Sono proprio il silenzio, il paesaggio, il passare del tempo, le voci dello spirito. Esse si frantumano nella riflessione inafferrabile e nel sentimento. Basti guardare il primo episodio, uno degli eventi più profondi che possano muovere l’interiorità di uno spettatore, e forse uno dei lavori più incredibili di Sokurov: un paesaggio si trasforma lentamente davanti ai nostri occhi come se tutte le variazioni climatiche impressionistiche alla Monet si succedessero nella pellicola cinematografica, affidando alla semplice azione della natura e del punto di vista un retroscena commovente dal sapore tardo-romantico.

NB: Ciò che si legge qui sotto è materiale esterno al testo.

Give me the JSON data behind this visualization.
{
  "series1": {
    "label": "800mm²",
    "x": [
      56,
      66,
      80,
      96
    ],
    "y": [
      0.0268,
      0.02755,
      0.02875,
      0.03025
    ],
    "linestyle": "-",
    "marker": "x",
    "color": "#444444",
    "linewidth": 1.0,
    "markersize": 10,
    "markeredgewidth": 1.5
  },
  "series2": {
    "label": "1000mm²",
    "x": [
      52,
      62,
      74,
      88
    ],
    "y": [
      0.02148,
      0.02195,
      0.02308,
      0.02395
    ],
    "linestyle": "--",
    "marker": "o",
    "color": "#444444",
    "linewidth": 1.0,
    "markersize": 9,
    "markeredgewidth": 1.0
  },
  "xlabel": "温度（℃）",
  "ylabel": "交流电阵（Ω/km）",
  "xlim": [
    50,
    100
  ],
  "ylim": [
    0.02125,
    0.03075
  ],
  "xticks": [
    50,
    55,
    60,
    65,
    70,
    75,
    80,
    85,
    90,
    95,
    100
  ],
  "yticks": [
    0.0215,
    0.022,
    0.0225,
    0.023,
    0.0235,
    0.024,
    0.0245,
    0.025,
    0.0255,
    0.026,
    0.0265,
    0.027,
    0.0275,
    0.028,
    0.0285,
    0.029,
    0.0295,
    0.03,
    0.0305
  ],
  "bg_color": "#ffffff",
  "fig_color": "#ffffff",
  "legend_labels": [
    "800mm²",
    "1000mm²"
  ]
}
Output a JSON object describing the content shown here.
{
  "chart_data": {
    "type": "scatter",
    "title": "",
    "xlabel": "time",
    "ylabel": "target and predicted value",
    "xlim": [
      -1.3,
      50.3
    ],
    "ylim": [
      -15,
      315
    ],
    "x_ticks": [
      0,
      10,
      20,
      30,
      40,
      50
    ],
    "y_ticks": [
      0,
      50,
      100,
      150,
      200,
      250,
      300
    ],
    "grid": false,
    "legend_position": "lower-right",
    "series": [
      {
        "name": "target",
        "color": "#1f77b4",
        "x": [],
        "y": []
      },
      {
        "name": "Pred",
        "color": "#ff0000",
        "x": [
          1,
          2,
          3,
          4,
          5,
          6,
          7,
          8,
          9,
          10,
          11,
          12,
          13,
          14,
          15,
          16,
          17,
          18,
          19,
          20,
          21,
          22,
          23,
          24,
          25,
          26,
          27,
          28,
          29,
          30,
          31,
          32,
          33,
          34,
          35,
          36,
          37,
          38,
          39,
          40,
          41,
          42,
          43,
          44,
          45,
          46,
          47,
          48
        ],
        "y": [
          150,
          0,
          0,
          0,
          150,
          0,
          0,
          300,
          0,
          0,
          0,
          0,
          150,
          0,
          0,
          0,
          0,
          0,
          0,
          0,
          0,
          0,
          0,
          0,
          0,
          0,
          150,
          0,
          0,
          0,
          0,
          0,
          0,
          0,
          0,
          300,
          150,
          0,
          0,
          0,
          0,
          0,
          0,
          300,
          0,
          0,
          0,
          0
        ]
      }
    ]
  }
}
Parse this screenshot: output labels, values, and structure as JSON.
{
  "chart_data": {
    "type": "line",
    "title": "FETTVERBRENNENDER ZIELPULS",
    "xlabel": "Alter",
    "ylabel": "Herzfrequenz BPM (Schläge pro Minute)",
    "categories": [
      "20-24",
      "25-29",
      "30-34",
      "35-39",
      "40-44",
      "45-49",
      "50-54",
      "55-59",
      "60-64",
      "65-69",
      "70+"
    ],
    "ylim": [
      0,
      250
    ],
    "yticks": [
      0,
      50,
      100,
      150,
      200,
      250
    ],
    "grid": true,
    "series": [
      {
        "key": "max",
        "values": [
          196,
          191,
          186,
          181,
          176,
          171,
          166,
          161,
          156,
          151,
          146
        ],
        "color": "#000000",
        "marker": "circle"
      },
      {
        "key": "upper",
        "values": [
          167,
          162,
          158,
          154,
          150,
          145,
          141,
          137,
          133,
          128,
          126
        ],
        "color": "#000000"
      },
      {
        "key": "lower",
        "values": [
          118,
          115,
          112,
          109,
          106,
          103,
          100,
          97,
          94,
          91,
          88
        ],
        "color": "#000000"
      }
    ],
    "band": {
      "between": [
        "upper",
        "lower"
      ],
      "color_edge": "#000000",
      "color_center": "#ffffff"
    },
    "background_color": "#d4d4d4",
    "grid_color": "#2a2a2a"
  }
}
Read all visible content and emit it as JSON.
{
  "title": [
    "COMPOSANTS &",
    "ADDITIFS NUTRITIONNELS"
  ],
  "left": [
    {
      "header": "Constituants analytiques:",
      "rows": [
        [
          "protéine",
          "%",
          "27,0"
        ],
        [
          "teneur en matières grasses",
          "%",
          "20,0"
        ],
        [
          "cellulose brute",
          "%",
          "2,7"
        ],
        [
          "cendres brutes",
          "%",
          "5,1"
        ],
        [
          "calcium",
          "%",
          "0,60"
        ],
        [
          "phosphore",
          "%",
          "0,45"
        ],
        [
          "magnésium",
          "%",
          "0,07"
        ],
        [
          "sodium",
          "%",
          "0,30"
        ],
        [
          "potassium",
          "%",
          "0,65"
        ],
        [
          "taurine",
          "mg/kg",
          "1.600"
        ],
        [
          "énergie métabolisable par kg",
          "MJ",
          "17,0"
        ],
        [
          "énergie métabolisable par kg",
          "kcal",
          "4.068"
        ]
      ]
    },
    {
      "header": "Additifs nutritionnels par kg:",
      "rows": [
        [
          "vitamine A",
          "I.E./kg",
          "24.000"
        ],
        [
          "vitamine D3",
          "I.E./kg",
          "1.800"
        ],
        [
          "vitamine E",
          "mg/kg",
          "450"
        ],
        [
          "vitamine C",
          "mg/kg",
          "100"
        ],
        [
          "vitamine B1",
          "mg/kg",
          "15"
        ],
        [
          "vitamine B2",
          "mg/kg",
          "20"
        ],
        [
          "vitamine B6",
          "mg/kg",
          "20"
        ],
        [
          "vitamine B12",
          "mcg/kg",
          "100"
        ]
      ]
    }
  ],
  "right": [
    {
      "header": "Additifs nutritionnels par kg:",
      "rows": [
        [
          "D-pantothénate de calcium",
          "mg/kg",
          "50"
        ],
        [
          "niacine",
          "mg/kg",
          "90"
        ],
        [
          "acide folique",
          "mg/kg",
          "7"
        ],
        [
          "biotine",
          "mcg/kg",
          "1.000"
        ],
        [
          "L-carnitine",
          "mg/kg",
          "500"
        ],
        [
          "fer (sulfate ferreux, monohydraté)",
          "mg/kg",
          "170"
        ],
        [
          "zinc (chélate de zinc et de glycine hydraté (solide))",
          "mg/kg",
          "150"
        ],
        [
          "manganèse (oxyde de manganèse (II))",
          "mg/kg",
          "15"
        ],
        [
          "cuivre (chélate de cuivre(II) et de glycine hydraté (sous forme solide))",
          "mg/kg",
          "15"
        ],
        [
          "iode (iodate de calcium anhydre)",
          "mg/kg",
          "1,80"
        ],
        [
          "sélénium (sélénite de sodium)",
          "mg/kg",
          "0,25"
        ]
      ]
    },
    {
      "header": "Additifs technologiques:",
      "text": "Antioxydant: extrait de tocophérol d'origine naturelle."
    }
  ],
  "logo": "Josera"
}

Non è un mistero, per chi ha visto almeno un film del regista, che Sokurov non disdegna il confronto tra il Cinema e tutte le altre arti. E in questo film, così come in altri, egli tratta l’immagine filmata come un dipinto, in maniera delicata, ieratica, ottenuta scalpendo una dimensione estranea che è quella catartica sospensione del giudizio nel momento in cui ci si emoziona per un’opera d’arte. Rievocando la musica di Mozart e di Beethoven, ci si riesce ad immergere in un’altra dimensione, ci si libra e si vola.

 

 

Ma il film di Sokurov è pieno zeppo di altre sequenze miracolose. Tralasciando il frammento poi estratto dal film per creare il corto Soldier’s Dream (capolavoro), si guardi alla carrellata all’indietro dal soldato sdraiato sul monte, che richiama fortemente alla carrellata rivelatrice finale di Nostalghia di Tarkovskij, o anche al momento dei saluti di alcuni soldati che se ne vanno dal fronte per tornare a casa, un momento di riposo che verrà forse ripreso dall’impressionante momento di svago dei monaci certosini del groenighiano Die Grosse Stille. Tutto il film è una miniera preziosa di gemme incantevoli, come il primo piano del cane sotto il tavolo nell’ultimo episodio, o i semplici volti dei soldati che salgono sull’aereo per spostarsi in altra sede, sguardi fissi  e immobili, sconsolati, stroncati in ciò che alla mente umana riesce meglio, quello di creare la bellezza del creato.

 

 

 

 

Affidando il flusso cinematico ad annosi quesiti esistenziali sul finale (che rischiano appena il lezioso), Dukhovnye Golosa riesce alfine ad emozionare per come riesce a inserirsi in un luogo, offrendo ipoteticamente un protagonista ma non permettendo allo spettatore di associarlo a un volto in particolare. La voice over diventa la voce di tutti i soldati, la voce di un angelo ferito e trascinato da due bambini tristi come in un quadro finlandese. Richiede pazienza ma la ripaga: un film che fa stare bene.